Friday, February 11, 2011

Language Improvement, Crazy Dreams, and Emotional Rollercoasters

We had another language interview yesterday and received our results today... I moved up two levels! I was at the 4th level and now I´m at the 6th! I´m really happy. But I am finding that as my Spanish improves, my English is getting worse and worse. Sometimes I find myself searching for words and I am totally at a loss, unable to express myself in either language. It can be very frustrating.

In other news... only a week until we find out where our site placements are! I´m trying not to think about it too much, because it´s way too exciting and I can´t sleep.

Speaking of sleeping, I am loving our malaria meds. They give me amazing dreams. One night I dreamt that I was a giant who picked up one of my fellow trainees with one hand, threw him across the room, and in midair he turned into spaghetti noodles. Another night I dreamt that I was late for the GRE (GRE? What? I have no plans to take the GRE...) and when I arrived I felt like I had no pants on. So I looked down and my legs were mosquito legs. In another dream, I was taking my language interview while sitting on a horse, only to look down and see that the horse had turned into a stationary bike. That´s the only one that I can actually see some meaning. The others... who knows what they mean.

I´m certainly experiencing the ¨Peace Corps Rollercoaster¨with all of its highs and lows. One day I will be feeling like I totally understand everything that people are saying to me and the next day I won´t understand a single word. Sometimes I´ll experience all of the highs and lows within one day. In the morning I won´t understand anything, but then I´ll come home for lunch and understand every single word of my Panamom´s story about how she killed a snake that was in our latrine... kinda wish I hadn´t understood that story.

I´m also slightly worried about the level of my emotional attachment to a new telenovela that just started called Aurora. My family makes fun of me because I´m so into it. But whatever. It´s awesome. Aurora died 20 years ago, got cryogenically frozen, and is now alive and all her old drama is still there plus all this new drama too. For example, she´s pretending that she is still dead and she´s the daughter of herself, though her real daughter was raised as her sister and now thinks that she´s her aunt. And the guy Aurora was in love with is still in love with her even though he´s married to her best friend, but his son is in love with Aurora too. Awesome, right? I think so.
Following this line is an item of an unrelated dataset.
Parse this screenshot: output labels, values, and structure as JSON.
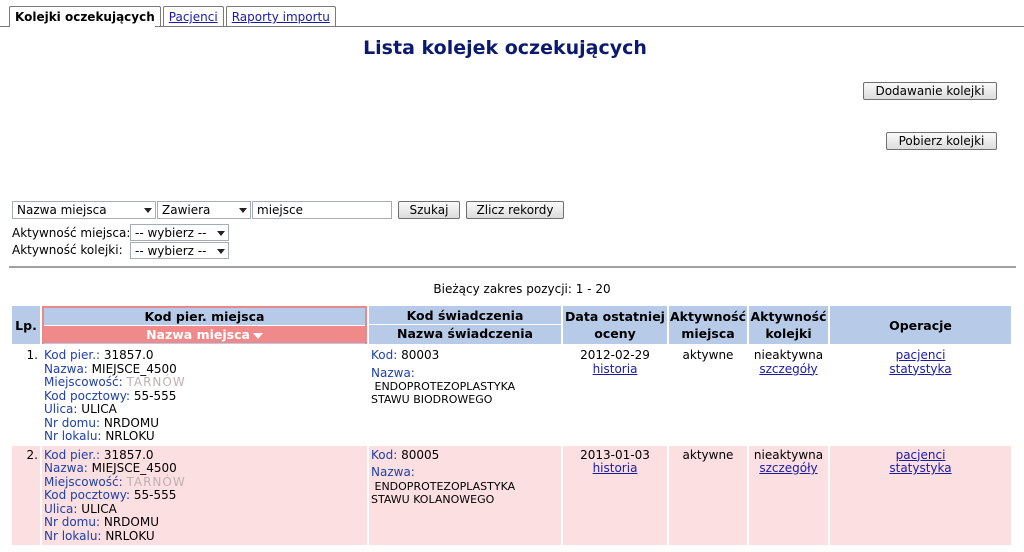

We have finally gotten some free time every Sunday and it has been amazing. I didn´t know what to do with myself at first, it had been so long since I had a single unstructured minute. I´ve finally started reading a book in English which probably makes my Spanish worse but I don´t care, I need the break sometimes. I´ve also been running every day which I NEVER did at home but it´s pretty much the only time I can be alone here so it´s not hard to motivate myself to go.

Thanks to everyone from home who has been calling! It´s really great to hear from you, especially when I´m riding on the ¨down¨part of the emotional rollercoaster, calls from home really cheer me up!